Second. Rethink “the way that we draw our congressional districts.”
“The fact is, today technology allows parties in power to precision-draw constituencies so that the opposition’s supporters are packed into as few districts as possible. . . . And while this gerrymandering may insulate some incumbents from a serious challenge from the other party, it also means that the main thing those incumbents are worried about are challengers from the most extreme voices in their own party.”
“That’s what’s happened in Congress [with less than 10 percent of districts that are competitive]. So our debates move away from the middle, where most Americans are, towards the far ends of the spectrum. And that polarizes us further.”

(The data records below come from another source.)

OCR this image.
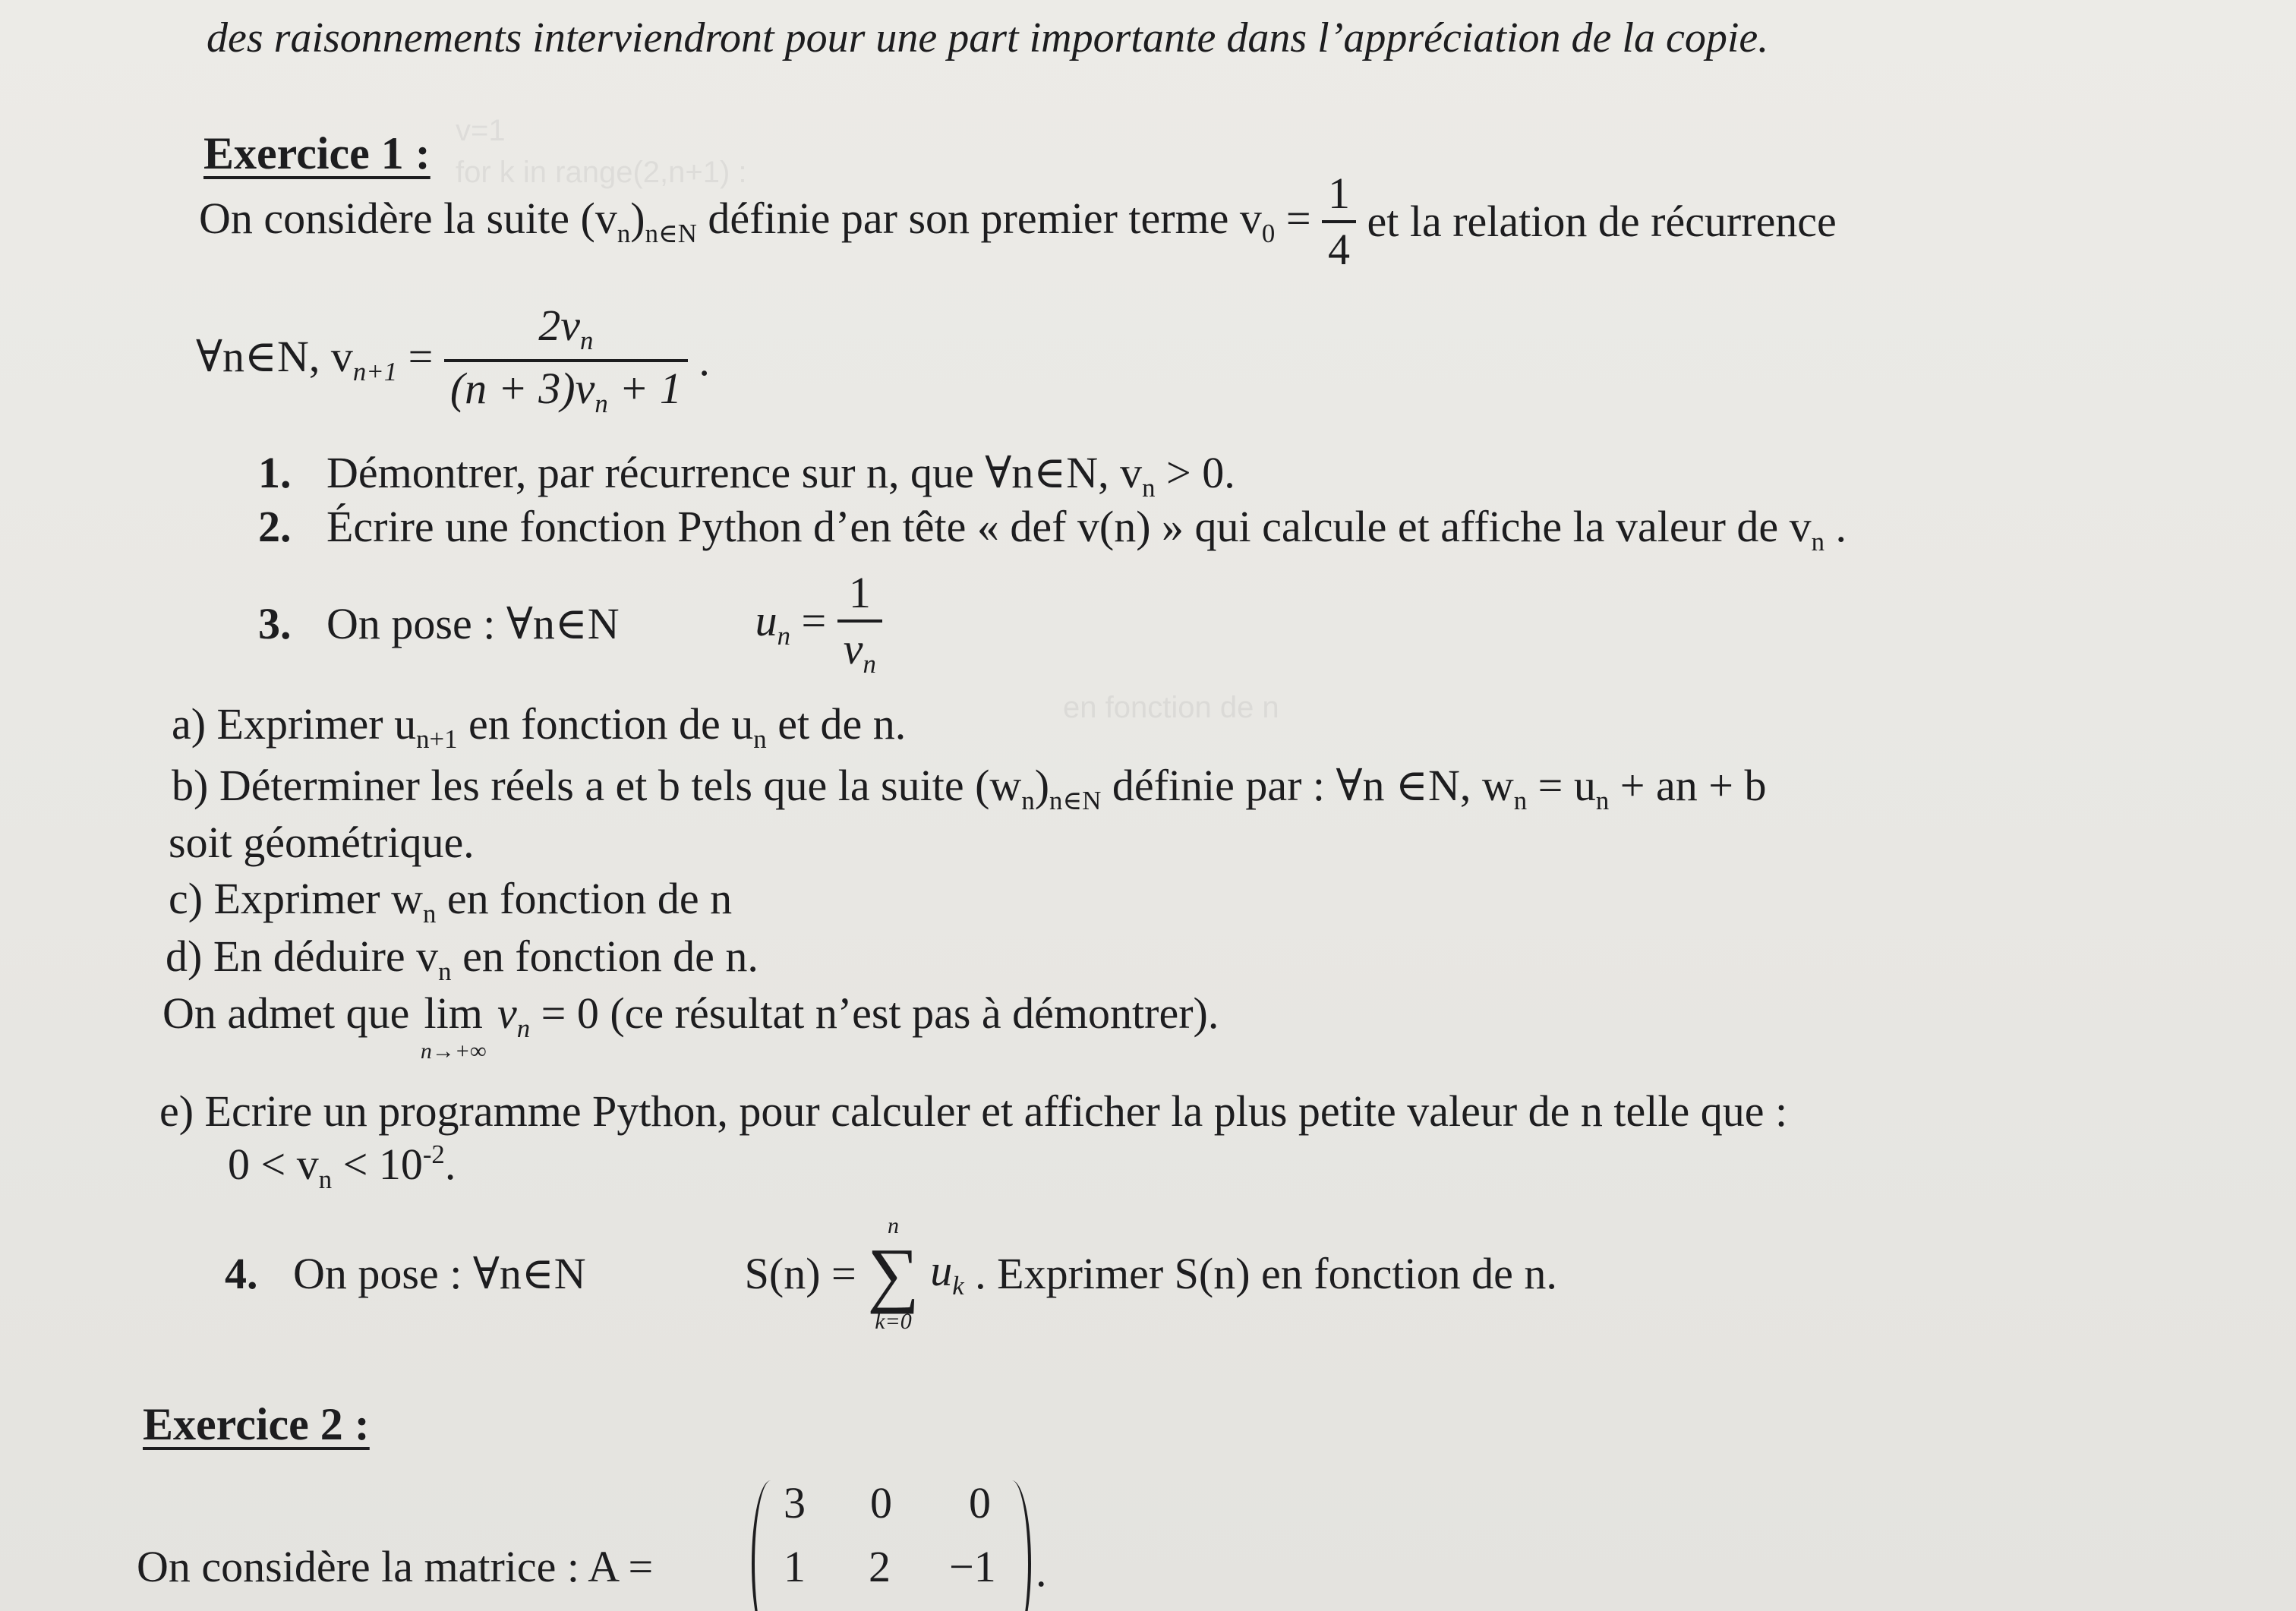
v=1
for k in range(2,n+1) :
en fonction de n
des raisonnements interviendront pour une part importante dans l’appréciation de la copie.
Exercice 1 :
On considère la suite $(v_n)_{n\in N}$ définie par son premier terme $v_0 = \frac{1}{4}$ et la relation de récurrence
∀n∈N, $v_{n+1} = \frac{2v_n}{(n + 3)v_n + 1}$ .
1. Démontrer, par récurrence sur n, que ∀n∈N, $v_n > 0$.
2. Écrire une fonction Python d’en tête « def v(n) » qui calcule et affiche la valeur de $v_n$ .
3. On pose : ∀n∈N	$u_n = \frac{1}{v_n}$
a) Exprimer $u_{n+1}$ en fonction de $u_n$ et de n.
b) Déterminer les réels a et b tels que la suite $(w_n)_{n\in N}$ définie par : ∀n ∈N, $w_n = u_n$ + an + b
soit géométrique.
c) Exprimer $w_n$ en fonction de n
d) En déduire $v_n$ en fonction de n.
On admet que lim
n→+∞
$v_n = 0$ (ce résultat n’est pas à démontrer).
e) Ecrire un programme Python, pour calculer et afficher la plus petite valeur de n telle que :
$0 < v_n < 10^{-2}$.
4. On pose : ∀n∈N	S(n) =
n
∑
k=0
$u_k$ . Exprimer S(n) en fonction de n.
Exercice 2 :
On considère la matrice : A =
3 0 0
1 2 −1 .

“Now, this is something we have the power to fix. And once the next census rolls around and we have the most up-to-date picture of America’s population, we should change the way our districts are drawn.”
Third. “Make . . . voting easier, not harder; and modernize . . . it for the way that we live now.”
“Now, the more Americans use their voice and participate, the less captive our politics will be to narrow constituencies. No matter how much undisclosed money is spent, no matter how many negative ads are run, no matter how unrepresentative a district is drawn, if everybody voted, if a far larger number of people voted, that would overcome in many ways some of these other institutional barriers. It would make our politics better.”
Fourth. We “also have a responsibility to change the way that we, as elected officials and as citizens, work together. Because this democracy only works when we get both right — when the system is fair, but also when we build a culture that is trying to make it work.” As Deval Patrick, former Governor of Massachusetts said to his constituents, ‘Insist on us having a modicum of civility.’”
“Rather than reward those who’d disenfranchise any segment of America, we’ve got to insist that everybody arm themselves with information, and facts, and that they vote.”
“Rather than reward the most extreme voices, or the most divisive language, or who is best at launching schoolyard taunts, we should insist on a higher form of discourse in our common life, one based on empathy and respect.”
“Rather than paint those who disagree with us as motivated by malice, to suggest that any of us lack patriotism — we can insist, as Lincoln did, that we are not enemies, but friends; that our fellow Americans are not only entitled to a different point of view, but that they love this country as much as we do.”
“Rather than reward a 24/7 media that so often thrives on sensationalism and conflict, we have to stand up and insist, no, reason matters, facts matter; issues are complicated.”
“Rather than accept the notion that compromise is a sellout to one side, we’ve got to insist on the opposite — that it can be a genuine victory that means progress for all sides.”
 Barack Obama’s Comments About Cuba During His Campaign for the Democratic Party’s Presidential Nomination, 2007-2008, dwkcommentaries.com (July 13, 2015).
 White House, Remarks by the President in Address to the Illinois General Assembly (Feb. 10, 2016).
 On April 20, 2016, the U.S. Supreme Court unanimously upheld Arizona’s congressional redistricting map that had been established by an independent redistricting commission. The Court’s opinion, by Justice Stephen Breyer, held that the redistricting did not violate the principle of “one person one vote” because the contested population deviations were less than the 10 percent that the Supreme Court has said is generally constitutionally tolerable. “Given the inherent difficulty of measuring and comparing factors that may legitimately account for small deviations from strict mathematical equality, we believe that attacks on deviations under 10 percent will succeed only rarely, in unusual cases.” The opinion added that factors other than partisanship appeared to explain the population disparities in Arizona’s districts: compactness, contiguity, respect for “communities of interest,” geography, local boundaries, political competitiveness and compliance with the federal Voting Rights Act. (Liptak, Supreme Court Upholds Arizona’s Redrawn Legislative Map, N.Y. Times (April 20, 2016); Harris v. Arizona Independent Redistricting Comm’n, No. 14-232 (U.S. Sup. Ct. April 20, 2016).